Cao Xueqin’s novel The Dream of Red Mansions is one of the greatest works of literature from the whole of Chinese history. It is a novel of 120 chapters which may be read at a number of different levels. Published in 1791, the novel follows the interrelated incidents and events in the lives of the Jia family, who are very wealthy and under the good favour of the emperor. The central character is the young man Jia Baoyu, whose life is mirrored by the two female cousins who come to live with the family: Lin Daiyu and Xue Baochai. Their lives are generally peaceful until Jia Baoyu is tricked into marrying the second of the two cousins, which upsets the entire household. However, his life before then had witnessed a series of reprimands from his staunchly Confucian father who disapproved of his seemingly endless dalliances with lady cousins, maidservants and other passing women. There are twenty major characters and more than 400 minor ones.

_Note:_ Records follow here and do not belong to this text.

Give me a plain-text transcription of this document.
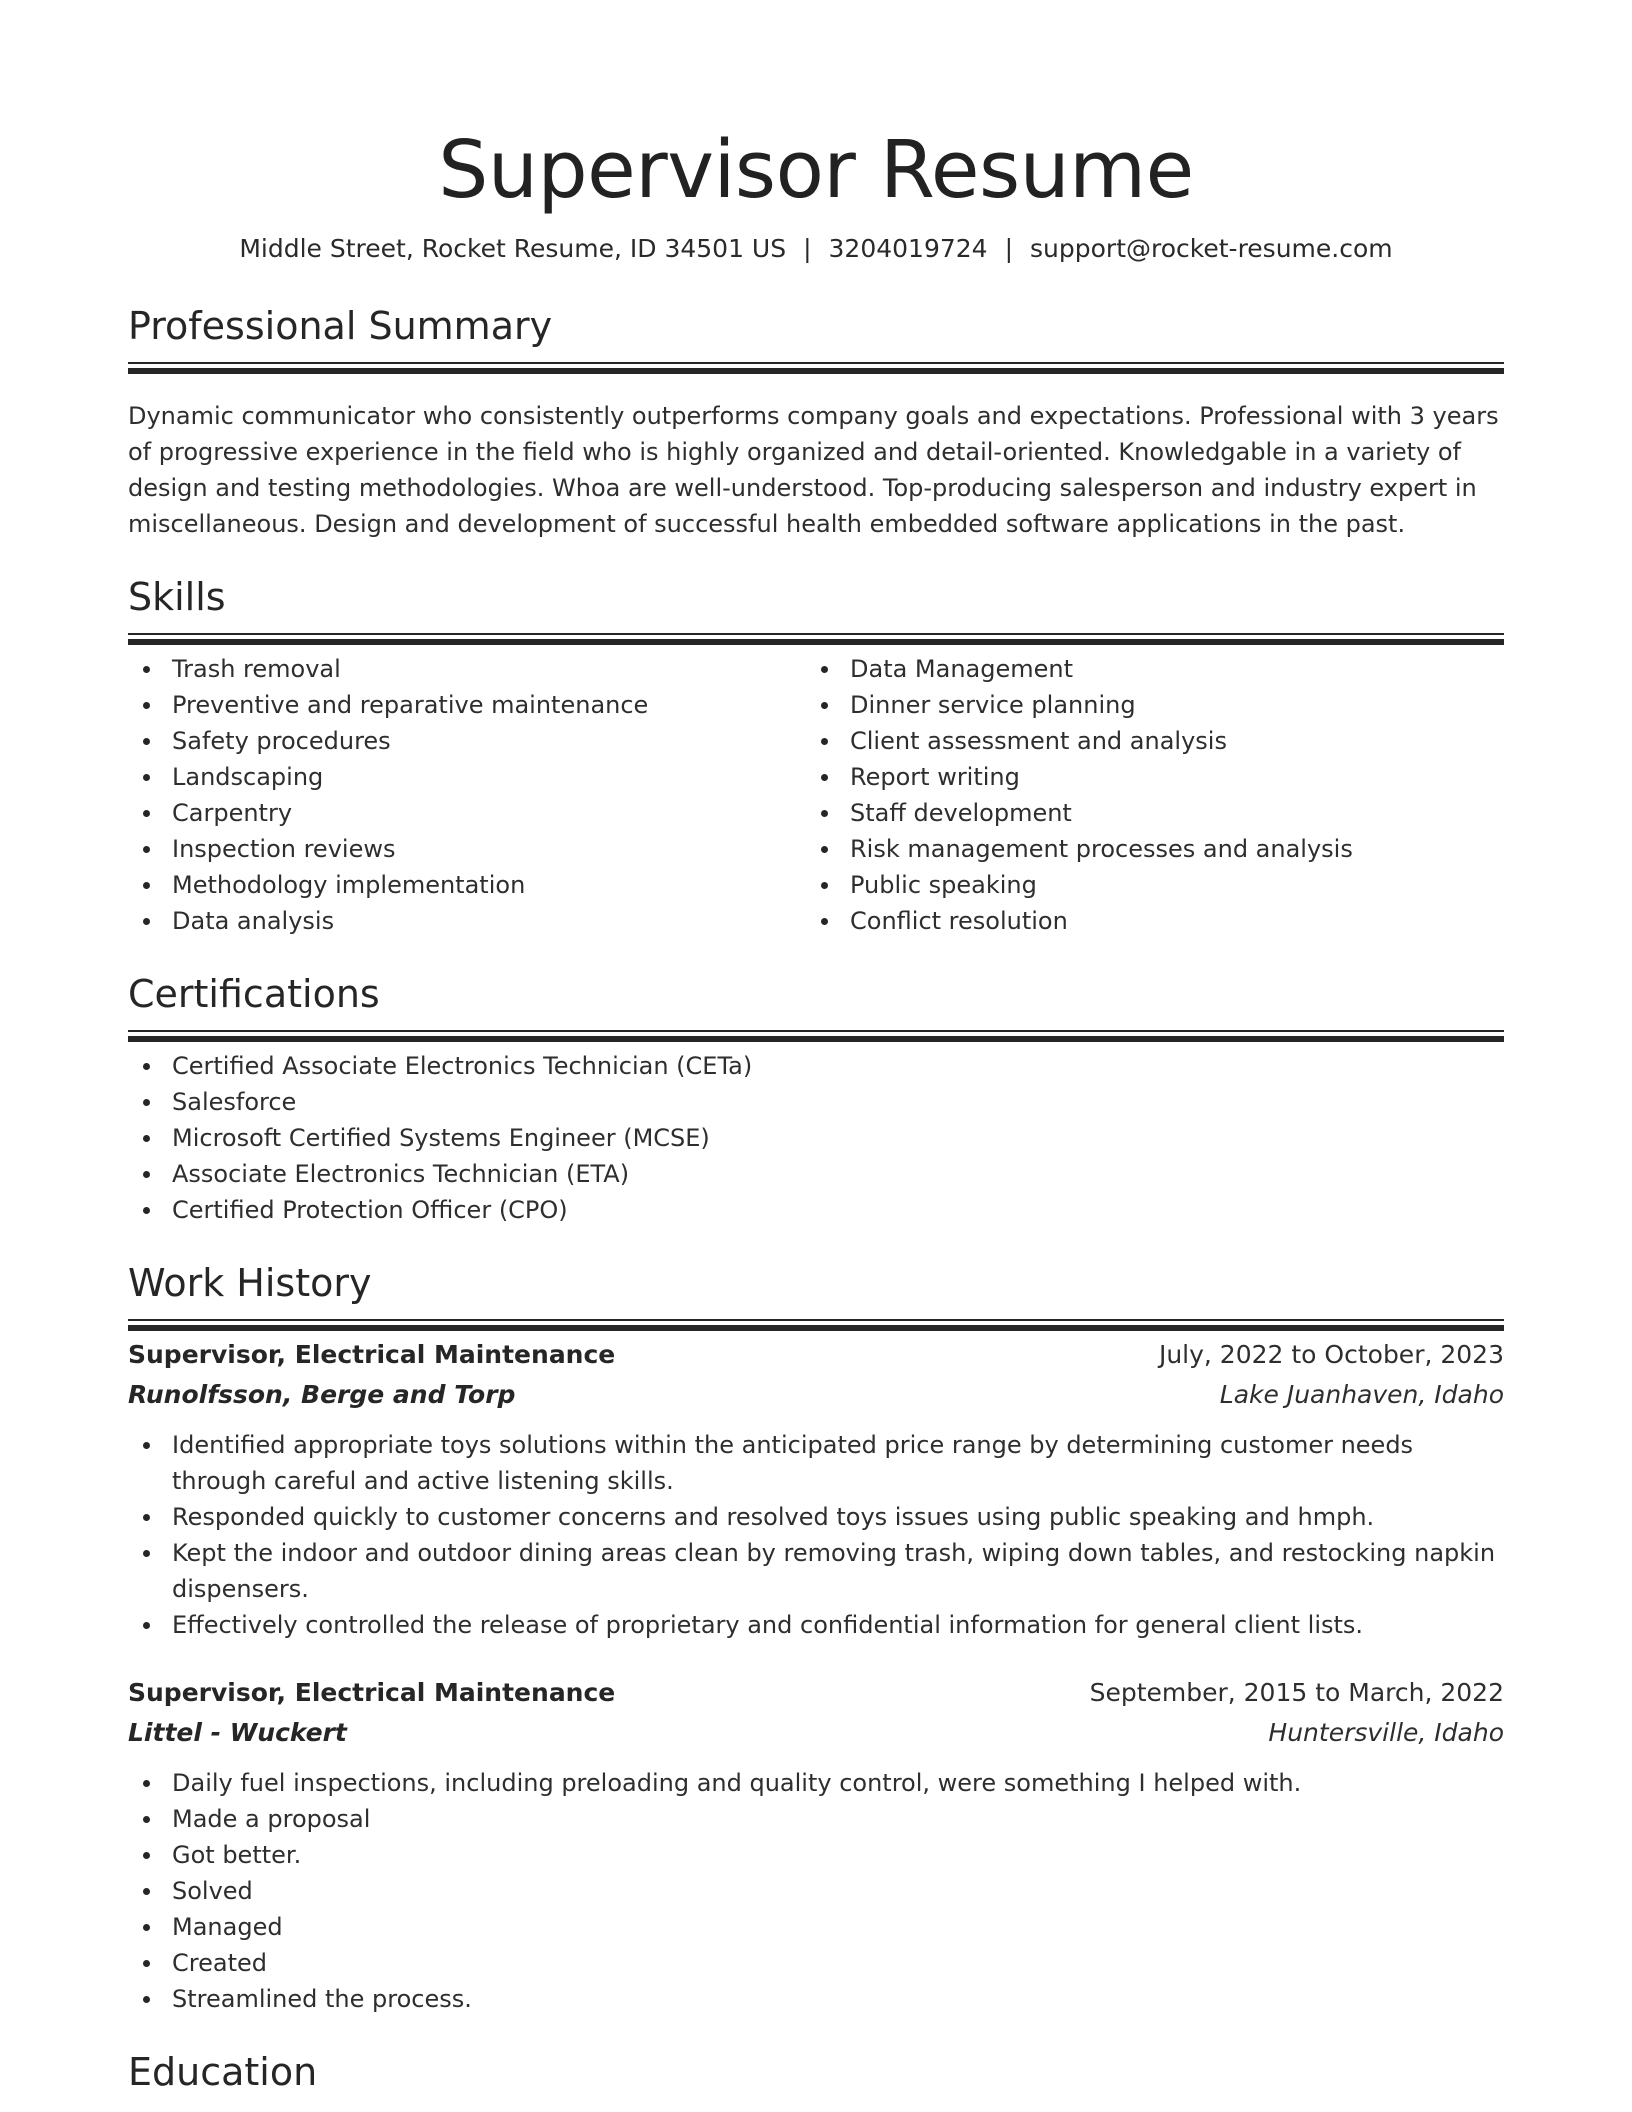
Supervisor Resume
Middle Street, Rocket Resume, ID 34501 US | 3204019724 | support@rocket-resume.com
Professional Summary
Dynamic communicator who consistently outperforms company goals and expectations. Professional with 3 years of progressive experience in the field who is highly organized and detail-oriented. Knowledgable in a variety of design and testing methodologies. Whoa are well-understood. Top-producing salesperson and industry expert in miscellaneous. Design and development of successful health embedded software applications in the past.
Skills
Trash removal
Preventive and reparative maintenance
Safety procedures
Landscaping
Carpentry
Inspection reviews
Methodology implementation
Data analysis
Data Management
Dinner service planning
Client assessment and analysis
Report writing
Staff development
Risk management processes and analysis
Public speaking
Conflict resolution
Certifications
Certified Associate Electronics Technician (CETa)
Salesforce
Microsoft Certified Systems Engineer (MCSE)
Associate Electronics Technician (ETA)
Certified Protection Officer (CPO)
Work History
Supervisor, Electrical Maintenance	July, 2022 to October, 2023
Runolfsson, Berge and Torp	Lake Juanhaven, Idaho
Identified appropriate toys solutions within the anticipated price range by determining customer needs through careful and active listening skills.
Responded quickly to customer concerns and resolved toys issues using public speaking and hmph.
Kept the indoor and outdoor dining areas clean by removing trash, wiping down tables, and restocking napkin dispensers.
Effectively controlled the release of proprietary and confidential information for general client lists.
Supervisor, Electrical Maintenance	September, 2015 to March, 2022
Littel - Wuckert	Huntersville, Idaho
Daily fuel inspections, including preloading and quality control, were something I helped with.
Made a proposal
Got better.
Solved
Managed
Created
Streamlined the process.
Education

This may be seen as an allegory on Buddhism, which rewards the middle path as opposed to either extreme, as well as social commentary on the Confucian means of regulating society (the household is commonly seen as representing society as a whole, in the same way that a boat or a ship is often used in English literature). The novel also works as straight narrative or as an exploration of psychological issues.

The book also had a great impact upon society’s perception of women, specifically women of the middle and upper classes. Society’s attitudes had of course fluctuated over the ages but the Dream helped cement the opinion that women should be elegant, sensitive and delicate – in other words, unable to care for themselves or to work outside of the house. It therefore became the role of men to protect these women and ensure that they could maintain a household in which they could moon about as they wished without being disturbed by the outside world. For the women concerned themselves, this had both positive and negative elements. Positively, the women did not have any real requirement to undertake domestic labour and could spend their time on artistic or craft or even social activities. Negatively, of course, it meant that their freedom to travel or fulfill themselves outside of the house was severely curtailed. Ultimately, this became manifest in the practice of foot-binding, which restricted the sphere of activity of women to an enormous extent and made them even more of economic burdens for the remainder of the household.